伊勢から福岡、また東京に戻って打ち合わせの後に小田原へ。
席の温まる間もないが、気持ちは充実しているようだ。
新たな仕事の依頼も入ったりと、そろそろ来年の仕事の段取りを考える候となってしまった。
<玄関から取次を見る>
南部の家の続きを。
玄関は式台を構え、取次の正面には床を設けた。奥さまがお花とお茶をやられるていることもあって、季節の室礼が出来るようにと思ってのことである。式台には厚さが3寸あるケヤキを用い、束を立てずに板で持たせている。
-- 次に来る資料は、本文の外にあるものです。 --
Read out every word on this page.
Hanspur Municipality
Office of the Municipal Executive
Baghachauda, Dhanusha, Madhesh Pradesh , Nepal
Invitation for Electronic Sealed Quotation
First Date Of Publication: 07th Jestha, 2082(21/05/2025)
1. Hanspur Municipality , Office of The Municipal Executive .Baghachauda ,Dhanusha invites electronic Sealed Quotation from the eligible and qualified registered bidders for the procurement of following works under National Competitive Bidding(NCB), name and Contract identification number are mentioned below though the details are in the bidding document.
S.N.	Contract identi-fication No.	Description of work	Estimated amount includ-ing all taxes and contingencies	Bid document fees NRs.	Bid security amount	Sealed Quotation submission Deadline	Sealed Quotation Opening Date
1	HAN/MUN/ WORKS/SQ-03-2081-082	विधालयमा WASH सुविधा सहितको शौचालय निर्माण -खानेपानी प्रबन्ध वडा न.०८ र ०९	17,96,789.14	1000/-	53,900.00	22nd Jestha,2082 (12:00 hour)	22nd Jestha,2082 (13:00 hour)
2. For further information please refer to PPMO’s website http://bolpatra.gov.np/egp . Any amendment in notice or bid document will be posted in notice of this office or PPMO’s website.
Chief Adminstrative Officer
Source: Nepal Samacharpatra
天井は駆け込みの勾配天井とし、床は敷き瓦を四半敷きとした。
和室主屋の屋根と玄関屋根が絡む場所から、平面の取り合いにずれが生じるため、その箇所に飾り棚を配して調えている。赤松皮付き丸太に、栃の天板を取り合わせた。
ここは客用の玄関で、家人は通常、内玄関から出入りする。いわばもてなしのための玄関であり、取次のここに座して客を迎える。
<取次と飾り棚>
取次から和室入側に出ると、一気に庭への視界が開ける。矩の手に巡る入側からは、奥行きある庭を望め、視界はさえぎることなく広々と開放される。
和室は8畳として、床と琵琶台を構える。書院は玄関からの静かな光を招き、床前に座す客からは、濡縁越しに庭が一望となる。
柱は北山丸太にツラをつけた面皮に作り、天井は地元の杉から木取った中杢板を張った。長押にも北山丸太を使うことで、柔らかな佇まいを求めた。琵琶台は天然杉の中杢板一枚もので、少し色を差して整えた。地域に建つ建築ならば、少しでも地元の材を使うことが、その地の大きな自信となる。
<入側から庭を望む>
<和室8畳、床を見る>
和室の前まで池を近寄せ、池上に張り出すよう濡縁を張った。栗板の簾の子縁とし、低い手摺りを回す。ここに座して庭を見ると、滝の音が心地よく、せせらぎの流れがそれに呼応するよう耳朶に響く。写真はまだ張り立ての苔だが、今では青々と庭面を柔らかく包んでいた。